Having a vision or mission statement can be of great value. Of even greater value is the understanding and purpose of failure. Whenever I talk to anyone starting in a new season of life, I ask them to catalog the personal failures and betrayals they will experience. Many times they look at me with a quizzical look. At that point, I take some time to explain what I am about to write in the following paragraphs.
Jan and I have shared with people from many walks of life that it was our redeemed failures and betrayals that molded our lives in the most profound ways. Adjusting our course after failure or betrayal set us on a new course, a course we would come to discover would lead us greater joy and fruitfulness than our original plan. When a betrayal took place, it was forgiveness and the power of ongoing blessings extended to our adversaries that kept us from following the betrayer into a dark place to experience relational and spiritual death.
In these processes of life, we discovered our strengths were overrated. It was in our weakness and brokenness where dependence on God was discovered. In that place of dependence, the Lord was able to enter our pain to perform miracles and open doors that the best of our wisdom, planning, and endurance could not open.

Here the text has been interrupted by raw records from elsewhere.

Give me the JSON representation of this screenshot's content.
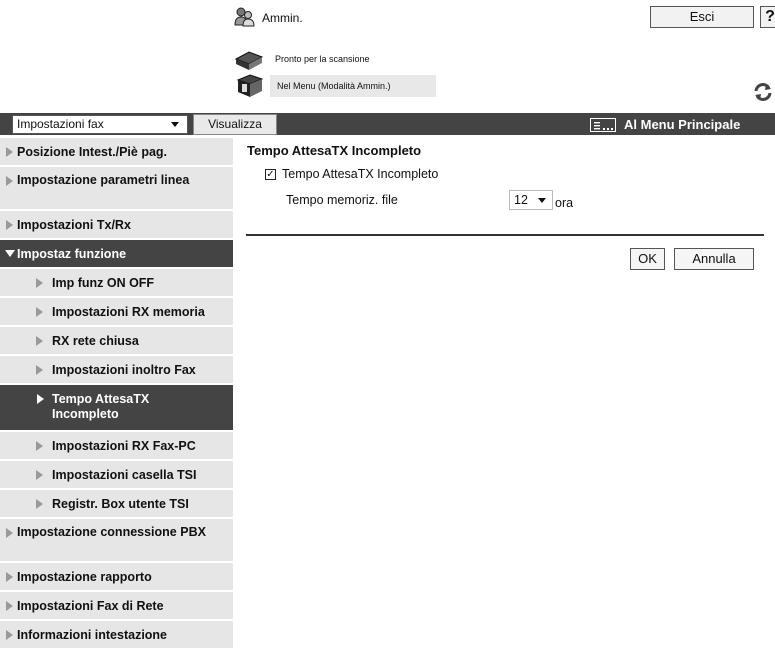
{
  "header": {
    "user_label": "Ammin.",
    "exit_label": "Esci",
    "help_label": "?",
    "status_line1": "Pronto per la scansione",
    "status_line2": "Nel Menu (Modalità Ammin.)"
  },
  "toolbar": {
    "function_select": "Impostazioni fax",
    "view_label": "Visualizza",
    "main_menu_label": "Al Menu Principale"
  },
  "sidebar": {
    "items": [
      {
        "label": "Posizione Intest./Piè pag."
      },
      {
        "label": "Impostazione parametri linea"
      },
      {
        "label": "Impostazioni Tx/Rx"
      },
      {
        "label": "Impostaz funzione"
      },
      {
        "label": "Imp funz ON OFF"
      },
      {
        "label": "Impostazioni RX memoria"
      },
      {
        "label": "RX rete chiusa"
      },
      {
        "label": "Impostazioni inoltro Fax"
      },
      {
        "label": "Tempo AttesaTX Incompleto"
      },
      {
        "label": "Impostazioni RX Fax-PC"
      },
      {
        "label": "Impostazioni casella TSI"
      },
      {
        "label": "Registr. Box utente TSI"
      },
      {
        "label": "Impostazione connessione PBX"
      },
      {
        "label": "Impostazione rapporto"
      },
      {
        "label": "Impostazioni Fax di Rete"
      },
      {
        "label": "Informazioni intestazione"
      }
    ]
  },
  "content": {
    "title": "Tempo AttesaTX Incompleto",
    "checkbox_label": "Tempo AttesaTX Incompleto",
    "checkbox_checked": true,
    "memory_time_label": "Tempo memoriz. file",
    "hours_value": "12",
    "hours_unit": "ora",
    "ok_label": "OK",
    "cancel_label": "Annulla"
  },
  "colors": {
    "dark_bar": "#444444",
    "sidebar_bg": "#e6e6e6"
  }
}
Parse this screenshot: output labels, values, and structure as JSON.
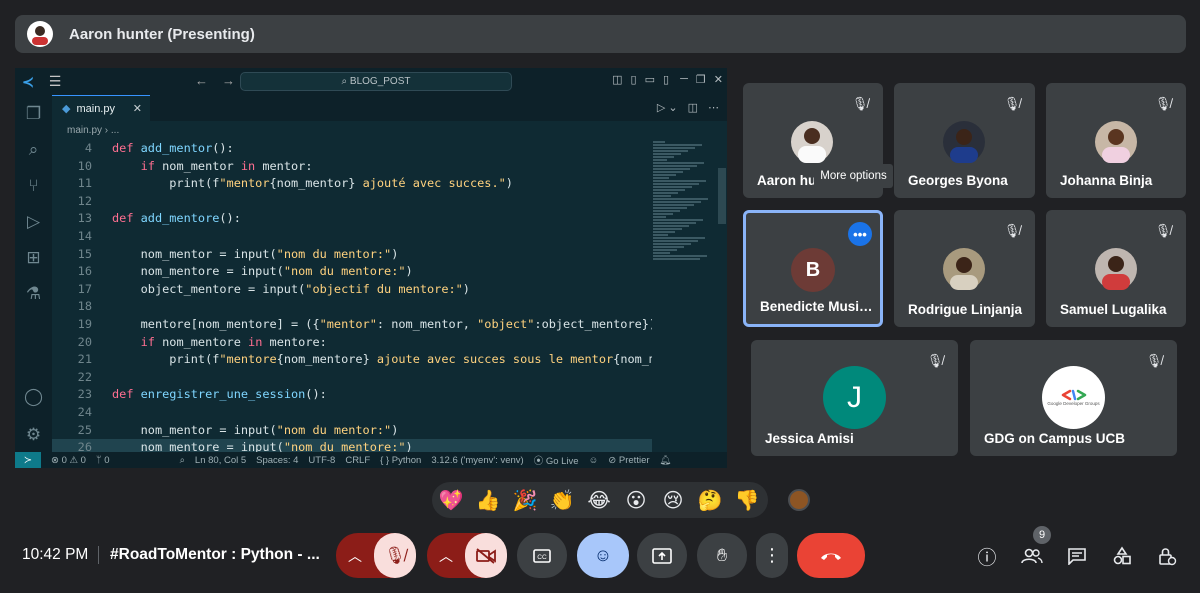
{
  "presenter": {
    "label": "Aaron hunter (Presenting)"
  },
  "vscode": {
    "search_text": "BLOG_POST",
    "tab_label": "main.py",
    "breadcrumb": "main.py › ...",
    "code_lines": [
      {
        "n": "4",
        "parts": [
          [
            "kw",
            "def "
          ],
          [
            "fn",
            "add_mentor"
          ],
          [
            "tx",
            "():"
          ]
        ]
      },
      {
        "n": "10",
        "parts": [
          [
            "tx",
            "    "
          ],
          [
            "kw",
            "if"
          ],
          [
            "tx",
            " nom_mentor "
          ],
          [
            "kw",
            "in"
          ],
          [
            "tx",
            " mentor:"
          ]
        ]
      },
      {
        "n": "11",
        "parts": [
          [
            "tx",
            "        print(f"
          ],
          [
            "st",
            "\"mentor"
          ],
          [
            "tx",
            "{nom_mentor}"
          ],
          [
            "st",
            " ajouté avec succes.\""
          ],
          [
            "tx",
            ")"
          ]
        ]
      },
      {
        "n": "12",
        "parts": [
          [
            "tx",
            ""
          ]
        ]
      },
      {
        "n": "13",
        "parts": [
          [
            "kw",
            "def "
          ],
          [
            "fn",
            "add_mentore"
          ],
          [
            "tx",
            "():"
          ]
        ]
      },
      {
        "n": "14",
        "parts": [
          [
            "tx",
            ""
          ]
        ]
      },
      {
        "n": "15",
        "parts": [
          [
            "tx",
            "    nom_mentor = input("
          ],
          [
            "st",
            "\"nom du mentor:\""
          ],
          [
            "tx",
            ")"
          ]
        ]
      },
      {
        "n": "16",
        "parts": [
          [
            "tx",
            "    nom_mentore = input("
          ],
          [
            "st",
            "\"nom du mentore:\""
          ],
          [
            "tx",
            ")"
          ]
        ]
      },
      {
        "n": "17",
        "parts": [
          [
            "tx",
            "    object_mentore = input("
          ],
          [
            "st",
            "\"objectif du mentore:\""
          ],
          [
            "tx",
            ")"
          ]
        ]
      },
      {
        "n": "18",
        "parts": [
          [
            "tx",
            ""
          ]
        ]
      },
      {
        "n": "19",
        "parts": [
          [
            "tx",
            "    mentore[nom_mentore] = ({"
          ],
          [
            "st",
            "\"mentor\""
          ],
          [
            "tx",
            ": nom_mentor, "
          ],
          [
            "st",
            "\"object\""
          ],
          [
            "tx",
            ":object_mentore})"
          ]
        ]
      },
      {
        "n": "20",
        "parts": [
          [
            "tx",
            "    "
          ],
          [
            "kw",
            "if"
          ],
          [
            "tx",
            " nom_mentore "
          ],
          [
            "kw",
            "in"
          ],
          [
            "tx",
            " mentore:"
          ]
        ]
      },
      {
        "n": "21",
        "parts": [
          [
            "tx",
            "        print(f"
          ],
          [
            "st",
            "\"mentore"
          ],
          [
            "tx",
            "{nom_mentore}"
          ],
          [
            "st",
            " ajoute avec succes sous le mentor"
          ],
          [
            "tx",
            "{nom_mentor}"
          ],
          [
            "st",
            " \""
          ],
          [
            "tx",
            ")"
          ]
        ]
      },
      {
        "n": "22",
        "parts": [
          [
            "tx",
            ""
          ]
        ]
      },
      {
        "n": "23",
        "parts": [
          [
            "kw",
            "def "
          ],
          [
            "fn",
            "enregistrer_une_session"
          ],
          [
            "tx",
            "():"
          ]
        ]
      },
      {
        "n": "24",
        "parts": [
          [
            "tx",
            ""
          ]
        ]
      },
      {
        "n": "25",
        "parts": [
          [
            "tx",
            "    nom_mentor = input("
          ],
          [
            "st",
            "\"nom du mentor:\""
          ],
          [
            "tx",
            ")"
          ]
        ]
      },
      {
        "n": "26",
        "parts": [
          [
            "tx",
            "    nom_mentore = input("
          ],
          [
            "st",
            "\"nom du mentore:\""
          ],
          [
            "tx",
            ")"
          ]
        ]
      }
    ],
    "status": {
      "problems": "⊗ 0 ⚠ 0",
      "ports": "ᛘ 0",
      "position": "Ln 80, Col 5",
      "spaces": "Spaces: 4",
      "encoding": "UTF-8",
      "eol": "CRLF",
      "language": "{ } Python",
      "interpreter": "3.12.6 ('myenv': venv)",
      "golive": "Go Live",
      "prettier": "Prettier"
    }
  },
  "participants": [
    {
      "name": "Aaron hu",
      "muted": true
    },
    {
      "name": "Georges Byona",
      "muted": true
    },
    {
      "name": "Johanna Binja",
      "muted": true
    },
    {
      "name": "Benedicte Musi…",
      "initial": "B",
      "muted": true,
      "active": true
    },
    {
      "name": "Rodrigue Linjanja",
      "muted": true
    },
    {
      "name": "Samuel Lugalika",
      "muted": true
    },
    {
      "name": "Jessica Amisi",
      "initial": "J",
      "muted": true
    },
    {
      "name": "GDG on Campus UCB",
      "muted": true,
      "logo_text": "Google Developer Groups"
    }
  ],
  "tooltip": "More options",
  "reactions": [
    "💖",
    "👍",
    "🎉",
    "👏",
    "😂",
    "😮",
    "😢",
    "🤔",
    "👎"
  ],
  "bottom": {
    "time": "10:42 PM",
    "meeting_title": "#RoadToMentor : Python - ...",
    "people_count": "9"
  },
  "colors": {
    "end_call": "#ea4335",
    "muted_bg": "#f9dedc",
    "muted_chevron": "#8c1d18",
    "accent": "#8ab4f8"
  }
}
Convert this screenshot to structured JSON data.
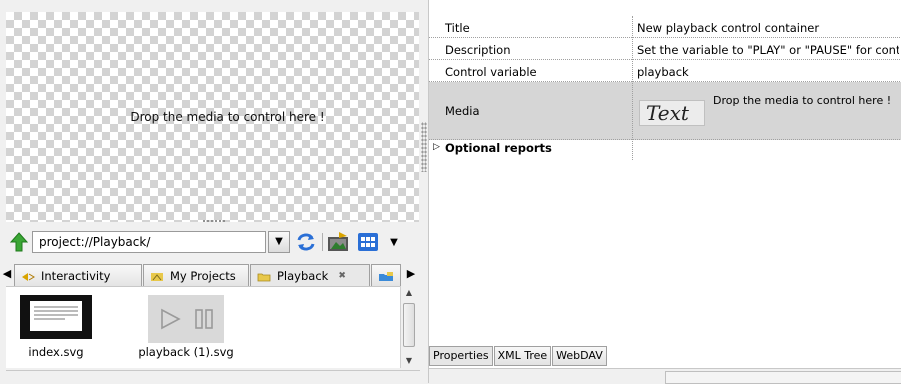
{
  "canvas": {
    "drop_hint": "Drop the media to control here !"
  },
  "browser": {
    "path": "project://Playback/",
    "tabs": [
      {
        "label": "Interactivity",
        "icon": "interactivity-icon"
      },
      {
        "label": "My Projects",
        "icon": "my-projects-icon"
      },
      {
        "label": "Playback",
        "icon": "folder-icon",
        "active": true
      }
    ],
    "files": [
      {
        "name": "index.svg",
        "icon": "svg-document-thumbnail"
      },
      {
        "name": "playback (1).svg",
        "icon": "playback-control-thumbnail",
        "selected": true
      }
    ]
  },
  "properties": {
    "rows": [
      {
        "name": "Title",
        "value": "New playback control container"
      },
      {
        "name": "Description",
        "value": "Set the variable to \"PLAY\" or \"PAUSE\" for control"
      },
      {
        "name": "Control variable",
        "value": "playback"
      },
      {
        "name": "Media",
        "value": ""
      }
    ],
    "media_chip": "Text",
    "media_drop_hint": "Drop the media to control here !",
    "optional_section": "Optional reports"
  },
  "bottom_tabs": [
    "Properties",
    "XML Tree",
    "WebDAV"
  ],
  "colors": {
    "accent_green": "#3aa635",
    "selection_gray": "#d6d6d6"
  }
}
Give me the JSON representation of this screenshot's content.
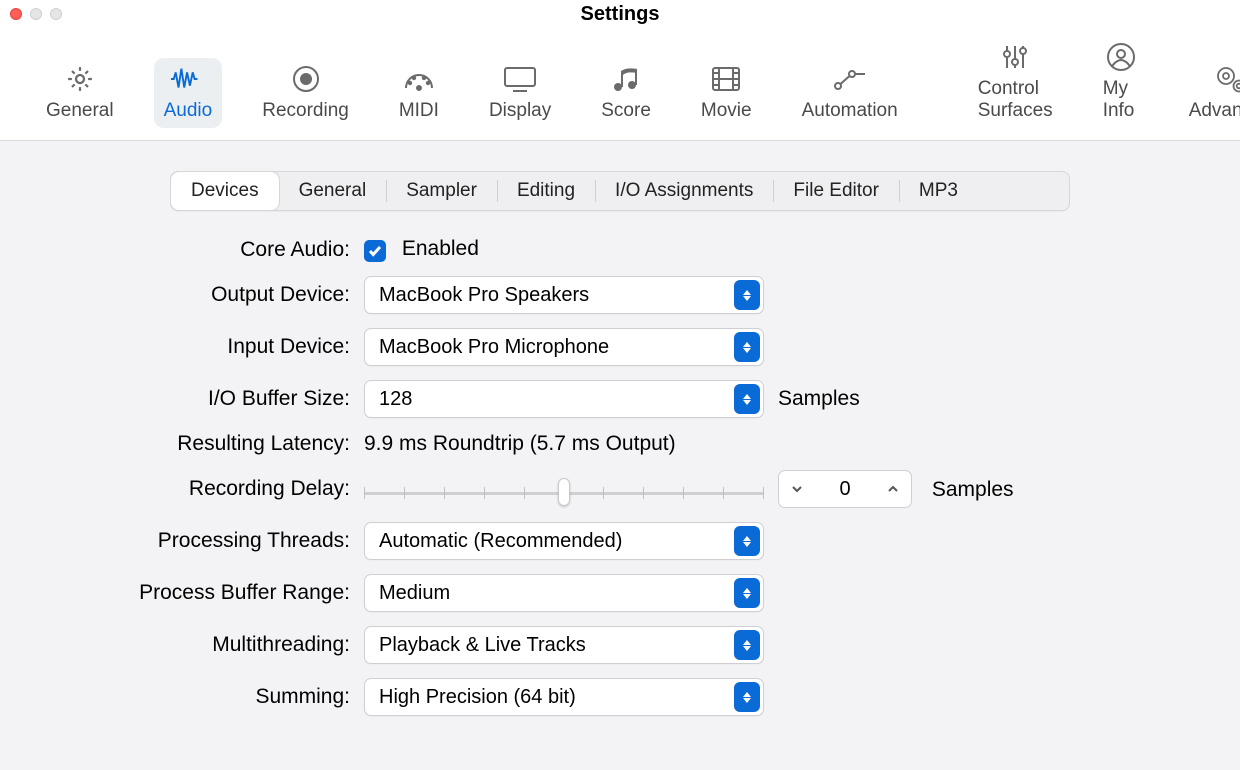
{
  "window": {
    "title": "Settings"
  },
  "toolbar": {
    "items": [
      {
        "label": "General"
      },
      {
        "label": "Audio"
      },
      {
        "label": "Recording"
      },
      {
        "label": "MIDI"
      },
      {
        "label": "Display"
      },
      {
        "label": "Score"
      },
      {
        "label": "Movie"
      },
      {
        "label": "Automation"
      },
      {
        "label": "Control Surfaces"
      },
      {
        "label": "My Info"
      },
      {
        "label": "Advanced"
      }
    ],
    "active": "Audio"
  },
  "subtabs": {
    "items": [
      "Devices",
      "General",
      "Sampler",
      "Editing",
      "I/O Assignments",
      "File Editor",
      "MP3"
    ],
    "active": "Devices"
  },
  "form": {
    "core_audio": {
      "label": "Core Audio:",
      "enabled_text": "Enabled",
      "checked": true
    },
    "output_device": {
      "label": "Output Device:",
      "value": "MacBook Pro Speakers"
    },
    "input_device": {
      "label": "Input Device:",
      "value": "MacBook Pro Microphone"
    },
    "io_buffer": {
      "label": "I/O Buffer Size:",
      "value": "128",
      "suffix": "Samples"
    },
    "latency": {
      "label": "Resulting Latency:",
      "value": "9.9 ms Roundtrip (5.7 ms Output)"
    },
    "recording_delay": {
      "label": "Recording Delay:",
      "value": "0",
      "suffix": "Samples"
    },
    "proc_threads": {
      "label": "Processing Threads:",
      "value": "Automatic (Recommended)"
    },
    "proc_buffer_range": {
      "label": "Process Buffer Range:",
      "value": "Medium"
    },
    "multithreading": {
      "label": "Multithreading:",
      "value": "Playback & Live Tracks"
    },
    "summing": {
      "label": "Summing:",
      "value": "High Precision (64 bit)"
    }
  }
}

A person can be decades into an endeavor, but still not see the promised fruit of their effort fully come to pass. Many times, in a desire to move on, they did not properly engage the painful seasons and the hidden blessings waiting to be discovered in their inquiry. In a desire to get away from the pain they forgot to perform a spiritual inventory of their failures and the betrayals. In the inventory were the needed course corrections that would have led them in a different direction – a direction that can only be known when God’s redemptive and resurrection power intervenes and is allowed to alter the course of our lives in ways we had never imagined.